A l’occasion d’un litige portant sur une demande de communication par l’Association Anticor des comptes annuels de la fondation Louis Vuitton détenus par la Préfecture de la région Ile-de-France, le Conseil d’Etat a validé la solution consistant à refuser leur communication sur le fondement de la protection de la vie privée.

Les fondations d’entreprise sont soumises à un contrôle de leur comptabilité et doivent, à ce titre, transmettre au préfet leurs comptes annuels. Ces documents par nature privés acquièrent dès leur transmission à l’administration le statut de document administratif.

Pour mémoire, les documents administratifs sont communicables à tout administré qui en fait la demande sous réserve des secrets protégés par la loi en vertu de l’article L. 311-1 du code des relations entre le public et l’administration, parmi lesquels la protection de la vie privée, consacrée à l’article L. 311-6, 1° du même code, figure. Lorsque cette communication est susceptible de révéler un tel secret, l’administration doit alors occulter les mentions protégées par la loi pour les communiquer, soit rejeter la demande communication.

Cette décision se place dans le prolongement de la position de la Commission d’accès aux documents administratifs qui avait statué sur les comptes annuels de la fondation Louis Vuitton et de la jurisprudence du Conseil d’Etat (CADA, 13 septembre 2018, Conseil n° 20181232, Préfet de la région Île-de-France ; CE 17 avril 2013, Ministre du Travail, de l’emploi et de la santé, req. n° 344924).

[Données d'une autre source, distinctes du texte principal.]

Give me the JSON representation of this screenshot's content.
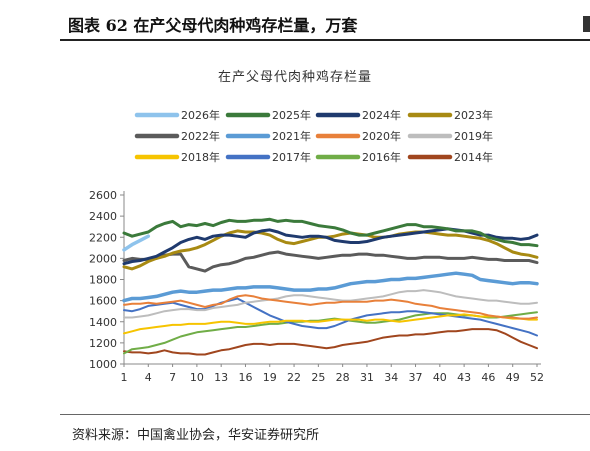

Le Conseil d’Etat précise ainsi que la protection à la vie privée visée  à l’article L. 311-6, 1° du code des relations entre le public et l’administration doit être entendu, s’agissant de son application aux personnes morales, « comme excluant en principe, sous réserve qu’elle ne soit pas imposée ou impliquée par d’autres dispositions, la communication à des tiers, par l’autorité administrative qui les détient, des documents relatifs notamment à leur fonctionnement interne et à leur situation financière ».

Le Conseil d’Etat a rendu ainsi une décision intéressante sur la notion débattue de vie privée des personnes morales qui viendra alimenter les débats théoriques existants dont les termes ont été rappelés par Laurent Domingo, rapporteur public concluant sur cette affaire.

À cet égard, si le rapporteur public admet que la notion de vie privée d’une personne morale « peut être malaisé[e] » dès lors qu’elle semble concerner en premier lieu les personnes physiques, il souligne néanmoins qu’il lui paraît tout à fait évident qu’elles ont « du fait même de leur organisation et de leur fonctionnement, une part de leur activité qui n’intéresse strictement que leurs affaires internes ».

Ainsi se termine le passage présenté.